Statistics show that recruiting employers make up their mind about a CV within 12 seconds, on average. As a result, it is paramount to create a strong first impression. In an ideal world CVs will read in perfect chronological order with no “black holes” that demand justification.
However, this is a rarity and does not take into account the curveballs that life throws at us, which can alter our paths considerably. From the interviewer’s perspective, CVs with gaps or ‘holes’ in them are areas for further investigation.
There may be a number of reasons why people leave one role and have a lengthy gap before commencing another, for example:
A good interviewer will always investigate gaps in a CV. If an individual has a history of continuous employment and can justify their period of unemployment there is a very strong case for not holding this against them.

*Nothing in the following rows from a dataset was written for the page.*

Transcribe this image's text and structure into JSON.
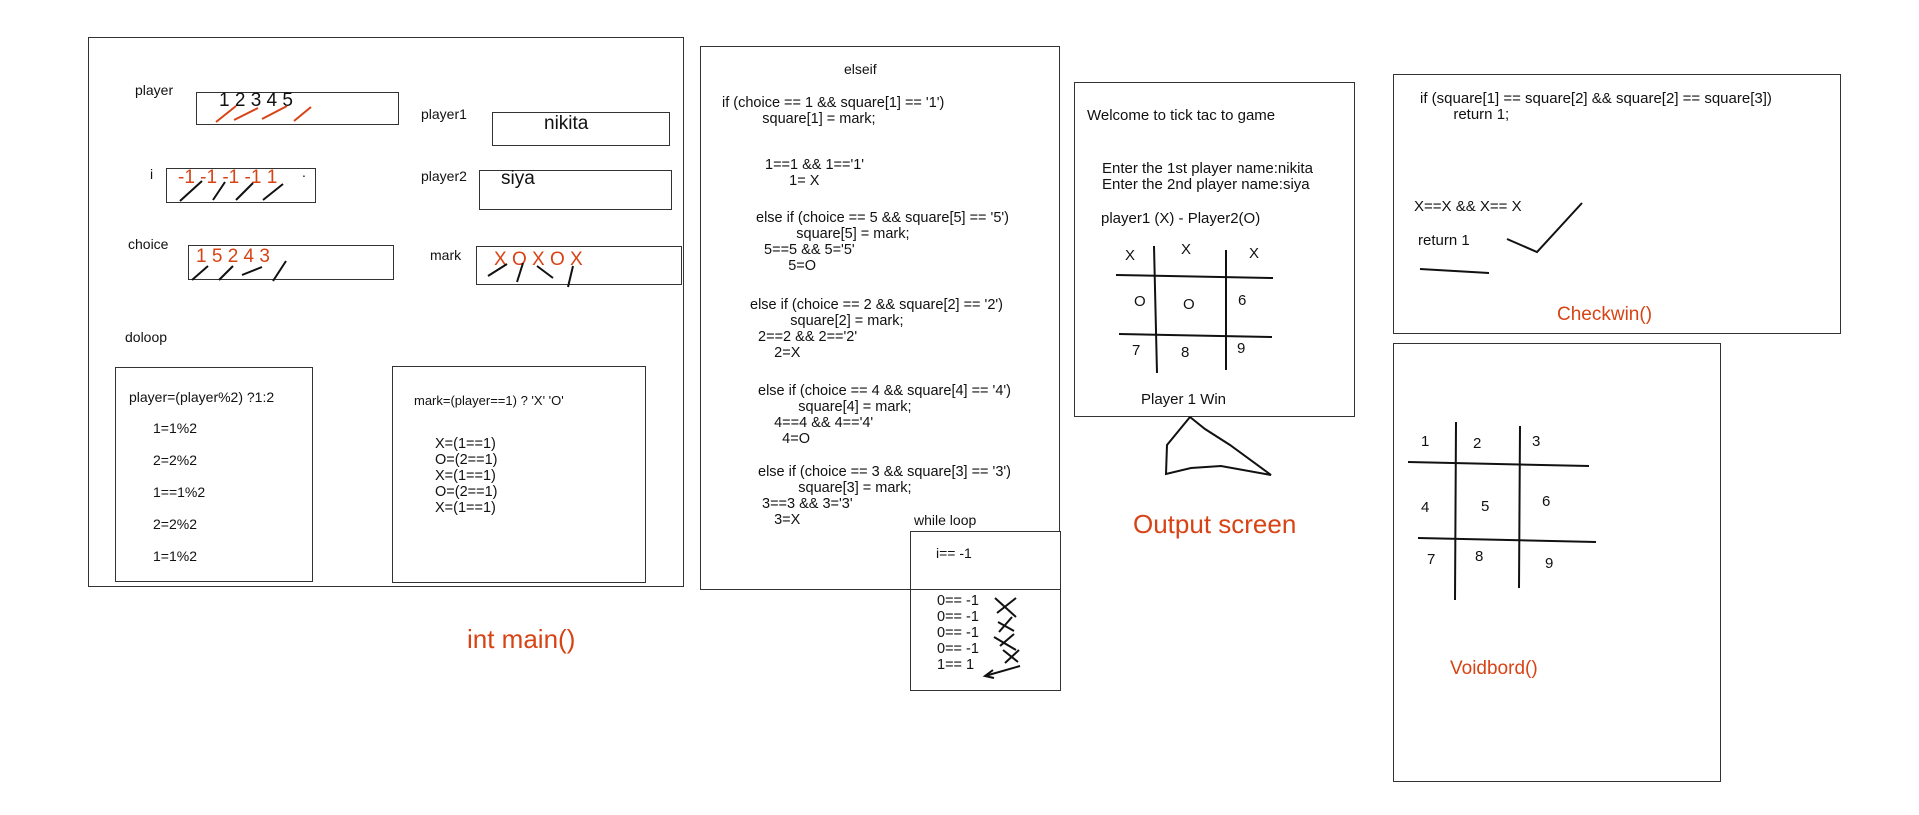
{
  "colors": {
    "accent": "#d84315",
    "ink": "#111111",
    "border": "#333333"
  },
  "main": {
    "title": "int main()",
    "player": {
      "label": "player",
      "values": "1  2  3  4  5"
    },
    "player1": {
      "label": "player1",
      "value": "nikita"
    },
    "player2": {
      "label": "player2",
      "value": "siya"
    },
    "i": {
      "label": "i",
      "values": "-1 -1 -1 -1 1",
      "dot": "."
    },
    "choice": {
      "label": "choice",
      "values": "1  5  2  4  3"
    },
    "mark": {
      "label": "mark",
      "values": "X O X O X"
    },
    "doloop": "doloop",
    "player_box": {
      "formula": "player=(player%2)  ?1:2",
      "lines": [
        "1=1%2",
        "2=2%2",
        "1==1%2",
        "2=2%2",
        "1=1%2"
      ]
    },
    "mark_box": {
      "formula": "mark=(player==1) ? 'X'  'O'",
      "lines": "X=(1==1)\nO=(2==1)\nX=(1==1)\nO=(2==1)\nX=(1==1)"
    }
  },
  "elseif": {
    "title": "elseif",
    "blocks": [
      "if (choice == 1 && square[1] == '1')\n          square[1] = mark;",
      "1==1 && 1=='1'\n      1= X",
      "else if (choice == 5 && square[5] == '5')\n          square[5] = mark;\n  5==5 && 5='5'\n        5=O",
      "else if (choice == 2 && square[2] == '2')\n          square[2] = mark;\n  2==2 && 2=='2'\n      2=X",
      "else if (choice == 4 && square[4] == '4')\n          square[4] = mark;\n    4==4 && 4=='4'\n      4=O",
      "else if (choice == 3 && square[3] == '3')\n          square[3] = mark;\n 3==3 && 3='3'\n    3=X"
    ]
  },
  "while_loop": {
    "label": "while loop",
    "condition": "i== -1",
    "lines": "0== -1\n0== -1\n0== -1\n0== -1\n1== 1"
  },
  "output": {
    "caption": "Output screen",
    "welcome": "Welcome to tick tac to game",
    "prompts": "Enter the 1st player name:nikita\nEnter the 2nd player name:siya",
    "header": "player1 (X) - Player2(O)",
    "grid": [
      "X",
      "X",
      "X",
      "O",
      "O",
      "6",
      "7",
      "8",
      "9"
    ],
    "result": "Player 1 Win"
  },
  "checkwin": {
    "caption": "Checkwin()",
    "code": "if (square[1] == square[2] && square[2] == square[3])\n        return 1;",
    "compare": "X==X && X== X",
    "ret": "return 1"
  },
  "board": {
    "caption": "Voidbord()",
    "cells": [
      "1",
      "2",
      "3",
      "4",
      "5",
      "6",
      "7",
      "8",
      "9"
    ]
  }
}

Many professionals have been out of work for prolonged periods throughout the recession, however, this is nothing to be ashamed about and most interviewers are very understanding and sympathetic in this instance.
Individuals should be prepared to answer questions which address any gaps in their CV in a truthful and accurate manner at interview.
It may mean that your CV will not be selected for an interview as certain employers require up to date skills – that is why you need to portray your work experience in the most positive light possible – match your skills to the role and if they are good enough, an employer may overlook times and dates and call you in for interview.
In an ideal world, CVs will read in perfect chronological order with no “black holes” that demand justification.
Never, ever lie about your dates of employment. They are easily checked and if you are found to be lying your application will be terminated immediately and if any offer has already been extended it will be retracted.
Preparation is vital. Have your answers ready so that when you are asked why you have left jobs you are able to answer easily and naturally. People will respect your honesty. There is no shame in admitting you made a mistake by going to a new job, only to find out it was not what you were looking for, or that the company had undergone a redundancy programme. It is more important to be able to show how you reacted to this and what you have been doing in the interim, e.g. upskilling, volunteer work, networking etc.
Interview preparation is vital. Know your strengths and weaknesses and apply them to the job on offer. Do more research than your competition, know more about the company and the job than anyone else and use an interview as an opportunity to show your passion and enthusiasm. Everybody wants to work with a committed individual so even if your skillset is not as up to date as others, your dedication and focus will reap rewards.